実は、この時期に書かれたと思われる曲が、渾身のロックバラード、04.Alwaysと、90年のソロとして発表した、09.Blaze Of Gloryの2曲です。どちらもド派手なサウンドだった「New Jersey」とは対照的に、汗と土の匂いがするサウンドと彼の魅力でもある壮大な楽曲になっています。こうした過程を経て、5th「Keep the Faith」を同じメンバーで再スタートを切ります。(このジャケ写こそ彼らの当時の想いを簡潔に表しています。)

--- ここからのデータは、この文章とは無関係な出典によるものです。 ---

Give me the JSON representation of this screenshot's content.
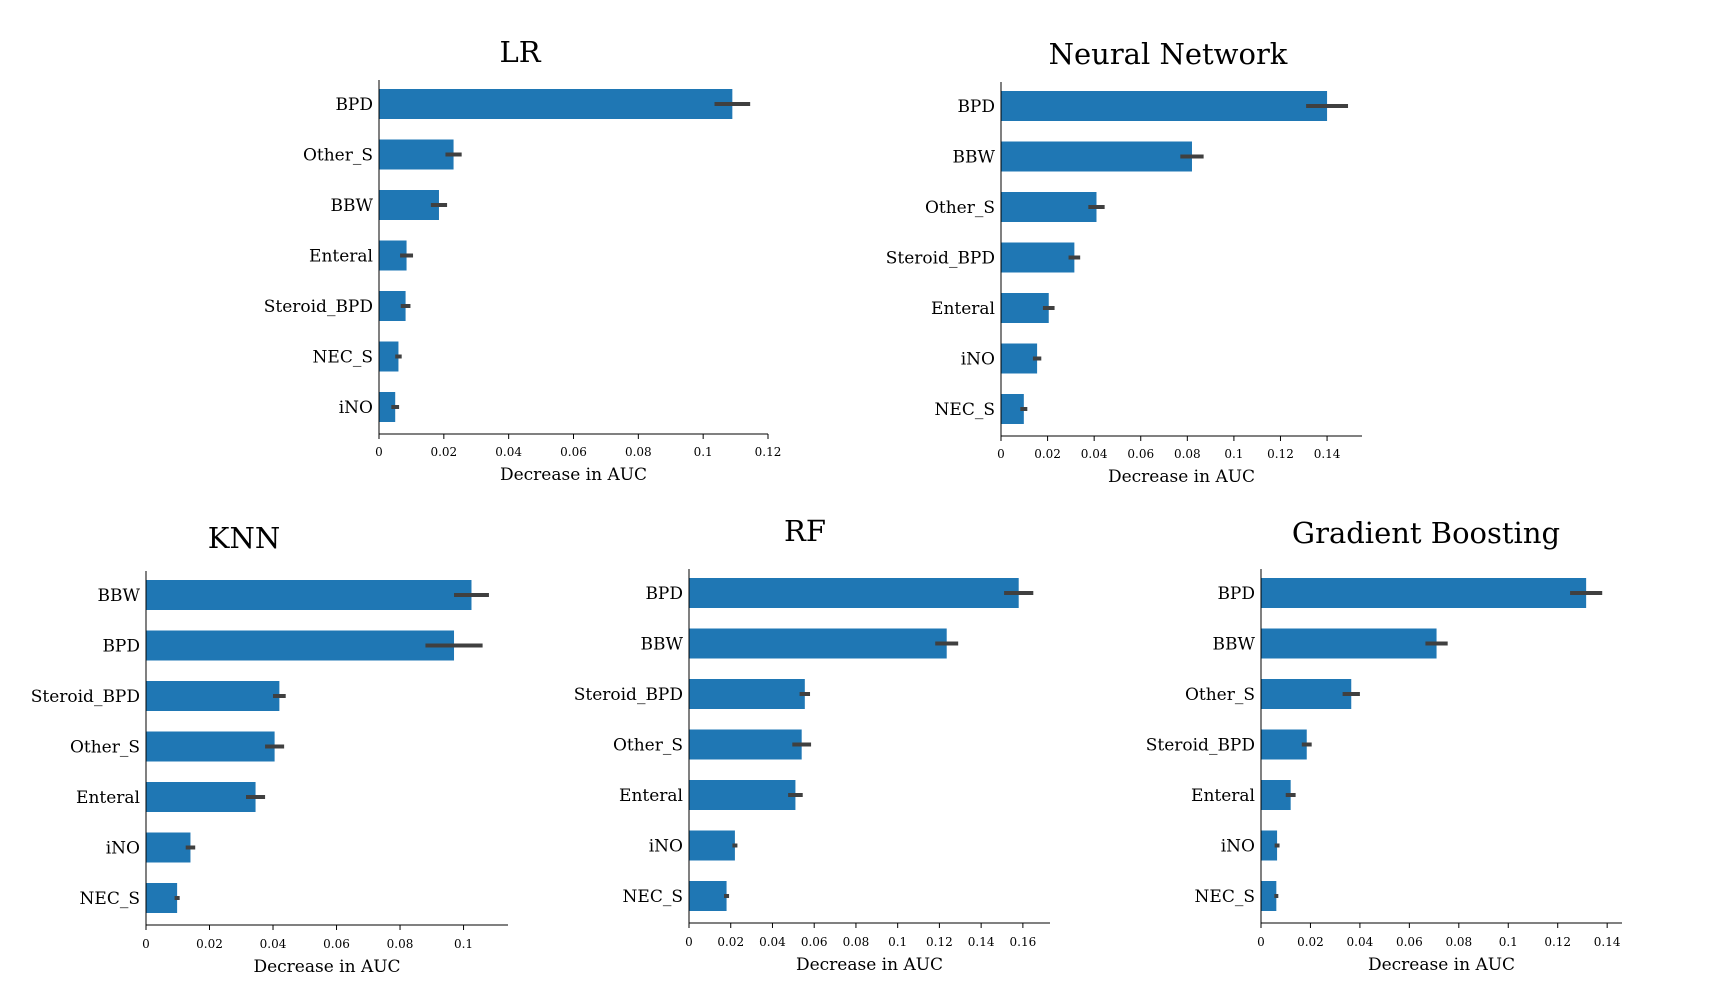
{
  "colors": {
    "bar": "#1f77b4",
    "error_bar": "#404040",
    "axis": "#000000"
  },
  "chart_data": [
    {
      "type": "bar",
      "orientation": "horizontal",
      "title": "LR",
      "xlabel": "Decrease in AUC",
      "ylabel": "",
      "xlim": [
        0,
        0.12
      ],
      "xticks": [
        0,
        0.02,
        0.04,
        0.06,
        0.08,
        0.1,
        0.12
      ],
      "xtick_labels": [
        "0",
        "0.02",
        "0.04",
        "0.06",
        "0.08",
        "0.1",
        "0.12"
      ],
      "categories": [
        "BPD",
        "Other_S",
        "BBW",
        "Enteral",
        "Steroid_BPD",
        "NEC_S",
        "iNO"
      ],
      "values": [
        0.109,
        0.023,
        0.0185,
        0.0085,
        0.0082,
        0.006,
        0.005
      ],
      "errors": [
        0.0055,
        0.0025,
        0.0025,
        0.002,
        0.0015,
        0.001,
        0.0012
      ]
    },
    {
      "type": "bar",
      "orientation": "horizontal",
      "title": "Neural Network",
      "xlabel": "Decrease in AUC",
      "ylabel": "",
      "xlim": [
        0,
        0.155
      ],
      "xticks": [
        0,
        0.02,
        0.04,
        0.06,
        0.08,
        0.1,
        0.12,
        0.14
      ],
      "xtick_labels": [
        "0",
        "0.02",
        "0.04",
        "0.06",
        "0.08",
        "0.1",
        "0.12",
        "0.14"
      ],
      "categories": [
        "BPD",
        "BBW",
        "Other_S",
        "Steroid_BPD",
        "Enteral",
        "iNO",
        "NEC_S"
      ],
      "values": [
        0.14,
        0.082,
        0.041,
        0.0315,
        0.0205,
        0.0155,
        0.0098
      ],
      "errors": [
        0.009,
        0.005,
        0.0035,
        0.0025,
        0.0025,
        0.0018,
        0.0015
      ]
    },
    {
      "type": "bar",
      "orientation": "horizontal",
      "title": "KNN",
      "xlabel": "Decrease in AUC",
      "ylabel": "",
      "xlim": [
        0,
        0.114
      ],
      "xticks": [
        0,
        0.02,
        0.04,
        0.06,
        0.08,
        0.1
      ],
      "xtick_labels": [
        "0",
        "0.02",
        "0.04",
        "0.06",
        "0.08",
        "0.1"
      ],
      "categories": [
        "BBW",
        "BPD",
        "Steroid_BPD",
        "Other_S",
        "Enteral",
        "iNO",
        "NEC_S"
      ],
      "values": [
        0.1025,
        0.097,
        0.042,
        0.0405,
        0.0345,
        0.014,
        0.0098
      ],
      "errors": [
        0.0055,
        0.009,
        0.002,
        0.003,
        0.003,
        0.0015,
        0.0008
      ]
    },
    {
      "type": "bar",
      "orientation": "horizontal",
      "title": "RF",
      "xlabel": "Decrease in AUC",
      "ylabel": "",
      "xlim": [
        0,
        0.173
      ],
      "xticks": [
        0,
        0.02,
        0.04,
        0.06,
        0.08,
        0.1,
        0.12,
        0.14,
        0.16
      ],
      "xtick_labels": [
        "0",
        "0.02",
        "0.04",
        "0.06",
        "0.08",
        "0.1",
        "0.12",
        "0.14",
        "0.16"
      ],
      "categories": [
        "BPD",
        "BBW",
        "Steroid_BPD",
        "Other_S",
        "Enteral",
        "iNO",
        "NEC_S"
      ],
      "values": [
        0.158,
        0.1235,
        0.0555,
        0.054,
        0.051,
        0.022,
        0.018
      ],
      "errors": [
        0.007,
        0.0055,
        0.0025,
        0.0045,
        0.0035,
        0.0012,
        0.0012
      ]
    },
    {
      "type": "bar",
      "orientation": "horizontal",
      "title": "Gradient Boosting",
      "xlabel": "Decrease in AUC",
      "ylabel": "",
      "xlim": [
        0,
        0.146
      ],
      "xticks": [
        0,
        0.02,
        0.04,
        0.06,
        0.08,
        0.1,
        0.12,
        0.14
      ],
      "xtick_labels": [
        "0",
        "0.02",
        "0.04",
        "0.06",
        "0.08",
        "0.1",
        "0.12",
        "0.14"
      ],
      "categories": [
        "BPD",
        "BBW",
        "Other_S",
        "Steroid_BPD",
        "Enteral",
        "iNO",
        "NEC_S"
      ],
      "values": [
        0.1315,
        0.071,
        0.0365,
        0.0185,
        0.012,
        0.0065,
        0.0062
      ],
      "errors": [
        0.0065,
        0.0045,
        0.0035,
        0.002,
        0.002,
        0.001,
        0.0008
      ]
    }
  ]
}
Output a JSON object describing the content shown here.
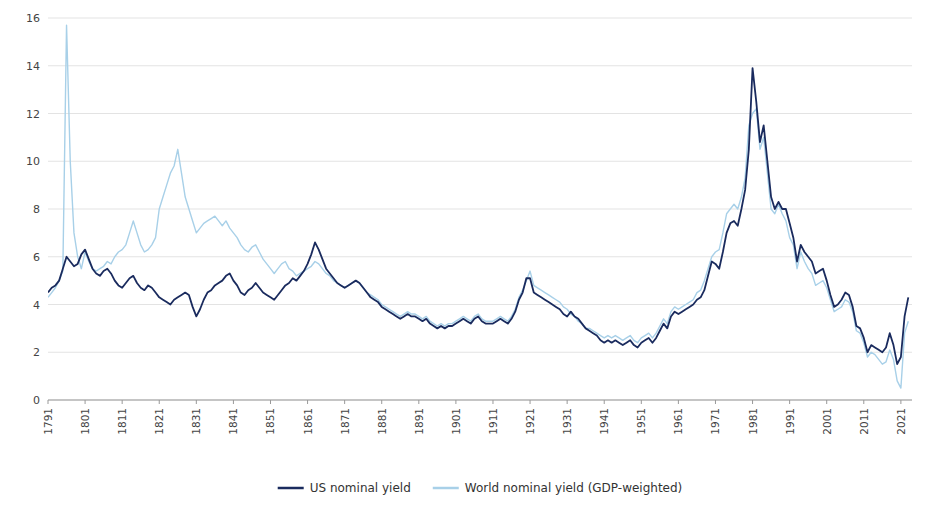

そんなこんなで、今のボン・ジョヴィがあるわけです。最近はもう昔の彼らの曲を知らないまま、新作を聞いている人が多いと思うんですが、そういう人にぜひこの1枚を、いや、04.Alwaysだけでも聴いて欲しいと思います。これ以上の壮大なロック・バラードを今でも聴いたことはないですね。とりあえず試聴してみてください。(今は廉価版が出ているので購入もオススメしたいくらいです。)

※試聴はこちら
http://www.hmv.co.jp/product/detail.asp?sku=1427510

※Bon Jovi - Always(PV)
http://youtu.be/9BMwcO6_hyA

※懐かしいトリビア
01.Livin’ On A Prayerは、早い段階で日本のカセットテープ、「Axia」(アクシア)のCMで使用されました。日本のファンはこれがキッカケでファンになった人が多いはず。